Linux: setfacl remove a user completely

To remove a specific user completely from ACL permissions, use setfacl -x.

Remove a user ACL from a file

setfacl -x u:username filename

Example:

setfacl -x u:john report.txt

Check:

getfacl report.txt

Remove a user ACL from a directory

setfacl -x u:username directoryname

Example:

setfacl -x u:john projectdir

If the directory has default ACLs too

For directories, a user may have:

  1. Access ACL — applies to the directory itself
  2. Default ACL — automatically inherited by new files/subdirectories created inside

Remove both:

setfacl -x u:john projectdir
setfacl -x d:u:john projectdir

Or in one command:

setfacl -x u:john,d:u:john projectdir

Remove user ACL recursively

To remove that user from a directory and everything inside it:

setfacl -R -x u:john projectdir

To remove both access ACL and default ACL recursively:

setfacl -R -x u:john,d:u:john projectdir

Important note

This removes the user from the ACL, but it does not delete the Linux user account.

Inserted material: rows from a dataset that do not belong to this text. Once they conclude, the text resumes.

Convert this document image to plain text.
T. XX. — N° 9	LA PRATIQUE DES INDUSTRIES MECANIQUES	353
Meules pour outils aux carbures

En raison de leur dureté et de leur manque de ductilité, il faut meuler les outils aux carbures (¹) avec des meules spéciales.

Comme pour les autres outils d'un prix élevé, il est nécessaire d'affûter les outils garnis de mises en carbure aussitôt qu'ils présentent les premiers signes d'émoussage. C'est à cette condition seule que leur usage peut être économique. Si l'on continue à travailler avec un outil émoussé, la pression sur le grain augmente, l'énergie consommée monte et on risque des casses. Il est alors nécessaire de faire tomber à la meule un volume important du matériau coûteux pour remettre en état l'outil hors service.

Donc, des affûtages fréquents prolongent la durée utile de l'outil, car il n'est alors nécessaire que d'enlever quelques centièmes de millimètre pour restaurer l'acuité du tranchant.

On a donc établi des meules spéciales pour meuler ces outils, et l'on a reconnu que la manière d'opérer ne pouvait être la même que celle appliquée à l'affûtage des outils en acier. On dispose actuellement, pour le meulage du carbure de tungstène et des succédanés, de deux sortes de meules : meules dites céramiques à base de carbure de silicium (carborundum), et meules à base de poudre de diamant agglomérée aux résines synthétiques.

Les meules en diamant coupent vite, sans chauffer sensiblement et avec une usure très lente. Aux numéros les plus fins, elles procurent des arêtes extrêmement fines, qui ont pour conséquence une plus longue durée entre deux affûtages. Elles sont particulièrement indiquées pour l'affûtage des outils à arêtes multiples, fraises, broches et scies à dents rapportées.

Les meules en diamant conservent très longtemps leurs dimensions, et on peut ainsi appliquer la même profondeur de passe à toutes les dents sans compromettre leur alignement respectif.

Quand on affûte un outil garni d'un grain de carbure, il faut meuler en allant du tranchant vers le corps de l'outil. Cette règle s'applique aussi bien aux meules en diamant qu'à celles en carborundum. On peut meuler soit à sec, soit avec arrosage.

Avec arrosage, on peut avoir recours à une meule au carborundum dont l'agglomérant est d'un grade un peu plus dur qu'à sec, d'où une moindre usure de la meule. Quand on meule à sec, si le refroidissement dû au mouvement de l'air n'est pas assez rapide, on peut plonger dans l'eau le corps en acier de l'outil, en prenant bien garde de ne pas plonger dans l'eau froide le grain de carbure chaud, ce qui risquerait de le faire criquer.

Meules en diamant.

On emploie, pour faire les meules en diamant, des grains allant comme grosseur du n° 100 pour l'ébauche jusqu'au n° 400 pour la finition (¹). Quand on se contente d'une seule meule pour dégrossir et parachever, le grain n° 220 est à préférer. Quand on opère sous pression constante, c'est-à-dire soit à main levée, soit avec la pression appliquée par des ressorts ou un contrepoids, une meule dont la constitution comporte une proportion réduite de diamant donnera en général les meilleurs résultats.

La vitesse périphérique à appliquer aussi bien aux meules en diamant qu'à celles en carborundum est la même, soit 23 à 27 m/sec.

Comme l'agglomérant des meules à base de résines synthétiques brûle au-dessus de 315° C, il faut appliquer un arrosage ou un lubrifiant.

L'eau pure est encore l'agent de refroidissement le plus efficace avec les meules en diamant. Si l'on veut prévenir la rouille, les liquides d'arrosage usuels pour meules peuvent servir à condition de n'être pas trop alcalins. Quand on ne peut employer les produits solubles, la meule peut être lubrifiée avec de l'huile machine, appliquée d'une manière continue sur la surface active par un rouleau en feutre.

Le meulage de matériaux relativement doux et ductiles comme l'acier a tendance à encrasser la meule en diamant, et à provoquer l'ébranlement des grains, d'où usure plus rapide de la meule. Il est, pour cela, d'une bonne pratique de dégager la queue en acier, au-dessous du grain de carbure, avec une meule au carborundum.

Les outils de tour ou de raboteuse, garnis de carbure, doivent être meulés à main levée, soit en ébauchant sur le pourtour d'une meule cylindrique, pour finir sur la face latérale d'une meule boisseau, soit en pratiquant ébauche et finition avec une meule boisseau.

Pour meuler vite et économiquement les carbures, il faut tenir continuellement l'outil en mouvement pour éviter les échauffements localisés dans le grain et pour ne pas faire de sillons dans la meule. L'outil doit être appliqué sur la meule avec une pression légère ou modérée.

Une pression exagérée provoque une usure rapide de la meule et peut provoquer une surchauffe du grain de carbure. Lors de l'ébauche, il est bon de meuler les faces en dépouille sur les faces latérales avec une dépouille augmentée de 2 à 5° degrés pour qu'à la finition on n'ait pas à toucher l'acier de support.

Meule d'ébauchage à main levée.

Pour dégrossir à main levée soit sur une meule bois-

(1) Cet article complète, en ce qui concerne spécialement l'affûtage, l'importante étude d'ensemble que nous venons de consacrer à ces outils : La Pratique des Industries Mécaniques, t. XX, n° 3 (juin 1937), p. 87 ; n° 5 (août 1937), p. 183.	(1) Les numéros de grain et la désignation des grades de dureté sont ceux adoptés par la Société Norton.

Also, if that user is the owner of the file, removing ACL will not remove owner permissions. You would need chown or chmod for that.

Example:

chown otheruser report.txt
chmod 640 report.txt

Remove all ACL entries from a file

To remove all extended ACLs, not just one user:

setfacl -b filename

Example:

setfacl -b report.txt

Use this carefully because it removes all extra ACL users/groups.